I stress where appropriate. But, subject to the ability to use tax-free cash from pensions, it is hard to go from a pension wrapper to a non-pension wrapper once you have accepted the “king’s shilling” in the form of initial tax relief.

Test yourself. Could you clearly articulate the currently available “at retirement” options for all your clients?

8 Use the Isa season to demonstrate your full bandwidth of financial planning skills.

These could include:

– How to protect Isas from IHT with protection plans in trust. Isas cannot, of course, be assigned and so cannot be made subject to trust.

– How to go beyond the Isa and still achieve taxfree returns using taper relief and the annual capital gains tax exemption in connection with an investment in collectives.

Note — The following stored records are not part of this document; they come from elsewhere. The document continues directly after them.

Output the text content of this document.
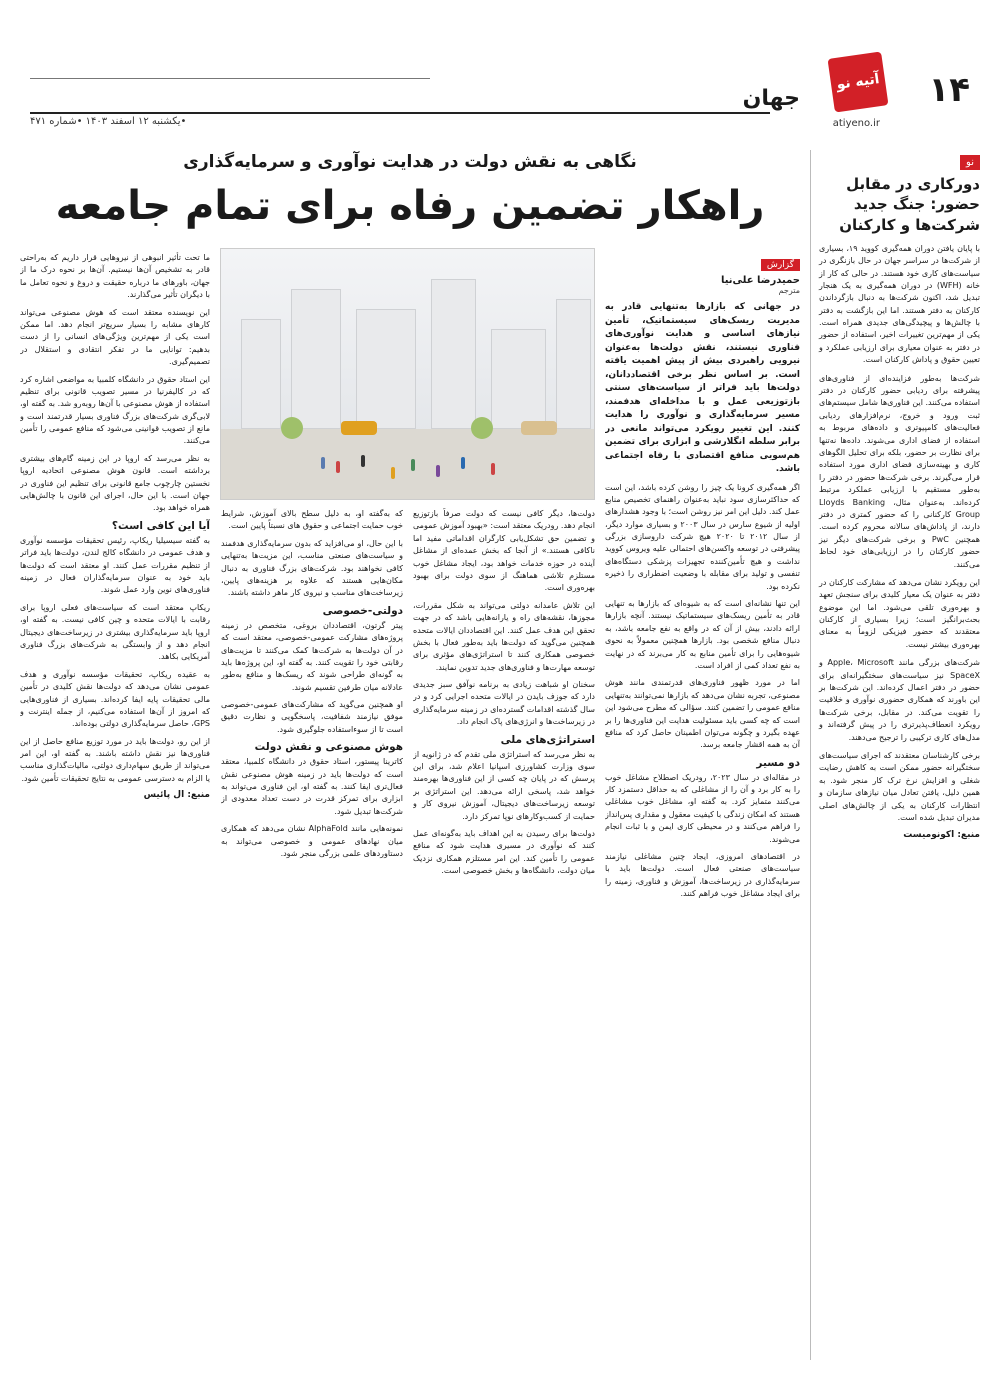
۱۴
آتیه نو
atiyeno.ir
جهان
•یکشنبه ۱۲ اسفند ۱۴۰۳ •شماره ۴۷۱
نو
دورکاری در مقابل حضور: جنگ جدید شرکت‌ها و کارکنان

با پایان یافتن دوران همه‌گیری کووید ۱۹، بسیاری از شرکت‌ها در سراسر جهان در حال بازنگری در سیاست‌های کاری خود هستند. در حالی که کار از خانه (WFH) در دوران همه‌گیری به یک هنجار تبدیل شد، اکنون شرکت‌ها به دنبال بازگرداندن کارکنان به دفتر هستند. اما این بازگشت به دفتر با چالش‌ها و پیچیدگی‌های جدیدی همراه است. یکی از مهم‌ترین تغییرات اخیر، استفاده از حضور در دفتر به عنوان معیاری برای ارزیابی عملکرد و تعیین حقوق و پاداش کارکنان است.

شرکت‌ها به‌طور فزاینده‌ای از فناوری‌های پیشرفته برای ردیابی حضور کارکنان در دفتر استفاده می‌کنند. این فناوری‌ها شامل سیستم‌های ثبت ورود و خروج، نرم‌افزارهای ردیابی فعالیت‌های کامپیوتری و داده‌های مربوط به استفاده از فضای اداری می‌شوند. داده‌ها نه‌تنها برای نظارت بر حضور، بلکه برای تحلیل الگوهای کاری و بهینه‌سازی فضای اداری مورد استفاده قرار می‌گیرند. برخی شرکت‌ها حضور در دفتر را به‌طور مستقیم با ارزیابی عملکرد مرتبط کرده‌اند. به‌عنوان مثال، Lloyds Banking Group کارکنانی را که حضور کمتری در دفتر دارند، از پاداش‌های سالانه محروم کرده است. همچنین PwC و برخی شرکت‌های دیگر نیز حضور کارکنان را در ارزیابی‌های خود لحاظ می‌کنند.

این رویکرد نشان می‌دهد که مشارکت کارکنان در دفتر به عنوان یک معیار کلیدی برای سنجش تعهد و بهره‌وری تلقی می‌شود. اما این موضوع بحث‌برانگیز است؛ زیرا بسیاری از کارکنان معتقدند که حضور فیزیکی لزوماً به معنای بهره‌وری بیشتر نیست.

شرکت‌های بزرگی مانند Apple، Microsoft و SpaceX نیز سیاست‌های سختگیرانه‌ای برای حضور در دفتر اعمال کرده‌اند. این شرکت‌ها بر این باورند که همکاری حضوری نوآوری و خلاقیت را تقویت می‌کند. در مقابل، برخی شرکت‌ها رویکرد انعطاف‌پذیرتری را در پیش گرفته‌اند و مدل‌های کاری ترکیبی را ترجیح می‌دهند.

برخی کارشناسان معتقدند که اجرای سیاست‌های سختگیرانه حضور ممکن است به کاهش رضایت شغلی و افزایش نرخ ترک کار منجر شود. به همین دلیل، یافتن تعادل میان نیازهای سازمان و انتظارات کارکنان به یکی از چالش‌های اصلی مدیران تبدیل شده است.

منبع: اکونومیست
نگاهی به نقش دولت در هدایت نوآوری و سرمایه‌گذاری
راهکار تضمین رفاه برای تمام جامعه
گزارش
حمیدرضا علی‌نیا
مترجم

در جهانی که بازارها به‌تنهایی قادر به مدیریت ریسک‌های سیستماتیک، تأمین نیازهای اساسی و هدایت نوآوری‌های فناوری نیستند، نقش دولت‌ها به‌عنوان نیرویی راهبردی بیش از پیش اهمیت یافته است. بر اساس نظر برخی اقتصاددانان، دولت‌ها باید فراتر از سیاست‌های سنتی بازتوزیعی عمل و با مداخله‌ای هدفمند، مسیر سرمایه‌گذاری و نوآوری را هدایت کنند. این تغییر رویکرد می‌تواند مانعی در برابر سلطه انگلارشی و ابزاری برای تضمین هم‌سویی منافع اقتصادی با رفاه اجتماعی باشد.

اگر همه‌گیری کرونا یک چیز را روشن کرده باشد، این است که حداکثرسازی سود نباید به‌عنوان راهنمای تخصیص منابع عمل کند. دلیل این امر نیز روشن است؛ با وجود هشدارهای اولیه از شیوع سارس در سال ۲۰۰۳ و بسیاری موارد دیگر، از سال ۲۰۱۲ تا ۲۰۲۰ هیچ شرکت داروسازی بزرگی پیشرفتی در توسعه واکسن‌های احتمالی علیه ویروس کووید نداشت و هیچ تأمین‌کننده تجهیزات پزشکی دستگاه‌های تنفسی و تولید برای مقابله با وضعیت اضطراری را ذخیره نکرده بود.

این تنها نشانه‌ای است که به شیوه‌ای که بازارها به تنهایی قادر به تأمین ریسک‌های سیستماتیک نیستند. آنچه بازارها ارائه دادند، بیش از آن که در واقع به نفع جامعه باشد، به دنبال منافع شخصی بود. بازارها همچنین معمولاً به نحوی شیوه‌هایی را برای تأمین منابع به کار می‌برند که در نهایت به نفع تعداد کمی از افراد است.

اما در مورد ظهور فناوری‌های قدرتمندی مانند هوش مصنوعی، تجربه نشان می‌دهد که بازارها نمی‌توانند به‌تنهایی منافع عمومی را تضمین کنند. سؤالی که مطرح می‌شود این است که چه کسی باید مسئولیت هدایت این فناوری‌ها را بر عهده بگیرد و چگونه می‌توان اطمینان حاصل کرد که منافع آن به همه اقشار جامعه برسد.

دو مسیر

در مقاله‌ای در سال ۲۰۲۳، رودریک اصطلاح مشاغل خوب را به کار برد و آن را از مشاغلی که به حداقل دستمزد کار می‌کنند متمایز کرد. به گفته او، مشاغل خوب مشاغلی هستند که امکان زندگی با کیفیت معقول و مقداری پس‌انداز را فراهم می‌کنند و در محیطی کاری ایمن و با ثبات انجام می‌شوند.

در اقتصادهای امروزی، ایجاد چنین مشاغلی نیازمند سیاست‌های صنعتی فعال است. دولت‌ها باید با سرمایه‌گذاری در زیرساخت‌ها، آموزش و فناوری، زمینه را برای ایجاد مشاغل خوب فراهم کنند.

دولت‌ها، دیگر کافی نیست که دولت صرفاً بازتوزیع انجام دهد. رودریک معتقد است: «بهبود آموزش عمومی و تضمین حق تشکل‌یابی کارگران اقداماتی مفید اما ناکافی هستند.» از آنجا که بخش عمده‌ای از مشاغل آینده در حوزه خدمات خواهد بود، ایجاد مشاغل خوب مستلزم تلاشی هماهنگ از سوی دولت برای بهبود بهره‌وری است.

این تلاش عامدانه دولتی می‌تواند به شکل مقررات، مجوزها، نقشه‌های راه و یارانه‌هایی باشد که در جهت تحقق این هدف عمل کنند. این اقتصاددان ایالات متحده همچنین می‌گوید که دولت‌ها باید به‌طور فعال با بخش خصوصی همکاری کنند تا استراتژی‌های مؤثری برای توسعه مهارت‌ها و فناوری‌های جدید تدوین نمایند.

سخنان او شباهت زیادی به برنامه نوآفق سبز جدیدی دارد که جوزف بایدن در ایالات متحده اجرایی کرد و در سال گذشته اقدامات گسترده‌ای در زمینه سرمایه‌گذاری در زیرساخت‌ها و انرژی‌های پاک انجام داد.

استراتژی‌های ملی

به نظر می‌رسد که استراتژی ملی تقدم که در ژانویه از سوی وزارت کشاورزی اسپانیا اعلام شد، برای این پرسش که در پایان چه کسی از این فناوری‌ها بهره‌مند خواهد شد، پاسخی ارائه می‌دهد. این استراتژی بر توسعه زیرساخت‌های دیجیتال، آموزش نیروی کار و حمایت از کسب‌وکارهای نوپا تمرکز دارد.

دولت‌ها برای رسیدن به این اهداف باید به‌گونه‌ای عمل کنند که نوآوری در مسیری هدایت شود که منافع عمومی را تأمین کند. این امر مستلزم همکاری نزدیک میان دولت، دانشگاه‌ها و بخش خصوصی است.

که به‌گفته او، به دلیل سطح بالای آموزش، شرایط خوب حمایت اجتماعی و حقوق های نسبتاً پایین است.

با این حال، او می‌افزاید که بدون سرمایه‌گذاری هدفمند و سیاست‌های صنعتی مناسب، این مزیت‌ها به‌تنهایی کافی نخواهند بود. شرکت‌های بزرگ فناوری به دنبال مکان‌هایی هستند که علاوه بر هزینه‌های پایین، زیرساخت‌های مناسب و نیروی کار ماهر داشته باشند.

دولتی-خصوصی

پیتر گرتون، اقتصاددان بروغی، متخصص در زمینه پروژه‌های مشارکت عمومی-خصوصی، معتقد است که در آن دولت‌ها به شرکت‌ها کمک می‌کنند تا مزیت‌های رقابتی خود را تقویت کنند. به گفته او، این پروژه‌ها باید به گونه‌ای طراحی شوند که ریسک‌ها و منافع به‌طور عادلانه میان طرفین تقسیم شوند.

او همچنین می‌گوید که مشارکت‌های عمومی-خصوصی موفق نیازمند شفافیت، پاسخگویی و نظارت دقیق است تا از سوءاستفاده جلوگیری شود.

هوش مصنوعی و نقش دولت

کاترینا پیستور، استاد حقوق در دانشگاه کلمبیا، معتقد است که دولت‌ها باید در زمینه هوش مصنوعی نقش فعال‌تری ایفا کنند. به گفته او، این فناوری می‌تواند به ابزاری برای تمرکز قدرت در دست تعداد معدودی از شرکت‌ها تبدیل شود.

نمونه‌هایی مانند AlphaFold نشان می‌دهد که همکاری میان نهادهای عمومی و خصوصی می‌تواند به دستاوردهای علمی بزرگی منجر شود.

ما تحت تأثیر انبوهی از نیروهایی قرار داریم که به‌راحتی قادر به تشخیص آن‌ها نیستیم. آن‌ها بر نحوه درک ما از جهان، باورهای ما درباره حقیقت و دروغ و نحوه تعامل ما با دیگران تأثیر می‌گذارند.

این نویسنده معتقد است که هوش مصنوعی می‌تواند کارهای مشابه را بسیار سریع‌تر انجام دهد. اما ممکن است یکی از مهم‌ترین ویژگی‌های انسانی را از دست بدهیم: توانایی ما در تفکر انتقادی و استقلال در تصمیم‌گیری.

این استاد حقوق در دانشگاه کلمبیا به مواضعی اشاره کرد که در کالیفرنیا در مسیر تصویب قانونی برای تنظیم استفاده از هوش مصنوعی با آن‌ها روبه‌رو شد. به گفته او، لابی‌گری شرکت‌های بزرگ فناوری بسیار قدرتمند است و مانع از تصویب قوانینی می‌شود که منافع عمومی را تأمین می‌کنند.

به نظر می‌رسد که اروپا در این زمینه گام‌های بیشتری برداشته است. قانون هوش مصنوعی اتحادیه اروپا نخستین چارچوب جامع قانونی برای تنظیم این فناوری در جهان است. با این حال، اجرای این قانون با چالش‌هایی همراه خواهد بود.

آیا این کافی است؟

به گفته سیسیلیا ریکاپ، رئیس تحقیقات مؤسسه نوآوری و هدف عمومی در دانشگاه کالج لندن، دولت‌ها باید فراتر از تنظیم مقررات عمل کنند. او معتقد است که دولت‌ها باید خود به عنوان سرمایه‌گذاران فعال در زمینه فناوری‌های نوین وارد عمل شوند.

ریکاپ معتقد است که سیاست‌های فعلی اروپا برای رقابت با ایالات متحده و چین کافی نیست. به گفته او، اروپا باید سرمایه‌گذاری بیشتری در زیرساخت‌های دیجیتال انجام دهد و از وابستگی به شرکت‌های بزرگ فناوری آمریکایی بکاهد.

به عقیده ریکاپ، تحقیقات مؤسسه نوآوری و هدف عمومی نشان می‌دهد که دولت‌ها نقش کلیدی در تأمین مالی تحقیقات پایه ایفا کرده‌اند. بسیاری از فناوری‌هایی که امروز از آن‌ها استفاده می‌کنیم، از جمله اینترنت و GPS، حاصل سرمایه‌گذاری دولتی بوده‌اند.

از این رو، دولت‌ها باید در مورد توزیع منافع حاصل از این فناوری‌ها نیز نقش داشته باشند. به گفته او، این امر می‌تواند از طریق سهام‌داری دولتی، مالیات‌گذاری مناسب یا الزام به دسترسی عمومی به نتایج تحقیقات تأمین شود.

منبع: ال پائیس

Just consider that if the annual exemption were £12,000 after 10 years, you could make a gain of £20,000, reduce it by 40 per cent taper relief to £12,000 and it would all be tax-free. A couple could make twice as much between them.

Consider the Suggs approach to Isa planning – one step beyond Isa … it’s madness.

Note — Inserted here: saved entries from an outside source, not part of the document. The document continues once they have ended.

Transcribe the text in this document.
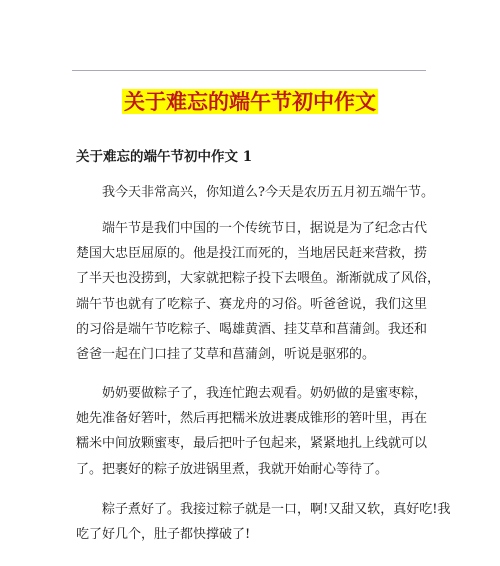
关于难忘的端午节初中作文
关于难忘的端午节初中作文 1
我今天非常高兴，你知道么?今天是农历五月初五端午节。
端午节是我们中国的一个传统节日，据说是为了纪念古代
楚国大忠臣屈原的。他是投江而死的，当地居民赶来营救，捞
了半天也没捞到，大家就把粽子投下去喂鱼。渐渐就成了风俗，
端午节也就有了吃粽子、赛龙舟的习俗。听爸爸说，我们这里
的习俗是端午节吃粽子、喝雄黄酒、挂艾草和菖蒲剑。我还和
爸爸一起在门口挂了艾草和菖蒲剑，听说是驱邪的。
奶奶要做粽子了，我连忙跑去观看。奶奶做的是蜜枣粽，
她先准备好箬叶，然后再把糯米放进裹成锥形的箬叶里，再在
糯米中间放颗蜜枣，最后把叶子包起来，紧紧地扎上线就可以
了。把裹好的粽子放进锅里煮，我就开始耐心等待了。
粽子煮好了。我接过粽子就是一口，啊!又甜又软，真好吃!我
吃了好几个，肚子都快撑破了!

Then there is the “children’s Isa”. Impossible, in fact, but designating non-Isa funds for children or holding them in bare trust for children can achieve a similar outcome. Such trusts will usually be at a level below which they have adverse IHT consequences if a bare trust for a minor is a settlement for IHT. This, of course, is the latest HMRC view which is still under review at time of writing.

The next two New Year resolutions are purely motivational so get positive stuff up and running for 2007 and go for it.

9 You are what you know so know more.

This is very simple, this one. Commit at least 30 minutes a day to knowing more about more – provided it is relevant to what you do, of course.

I once heard a now retired life company chief executive extol the virtues of a constant expansion of what you know in your field. “Know more and more about more and more,” he said. “If you do not, you are in danger of knowing more and more about less and less until you know everything about nothing.” There’s something in it.

10 Be proactive.

I have to be grateful to Steven Covey for this one. This could even be the springboard for another number-based series of articles, this time involving seven things – all habits.

But it has been done before and very, very well at that. Have a great year. I am off to sharpen a saw or two.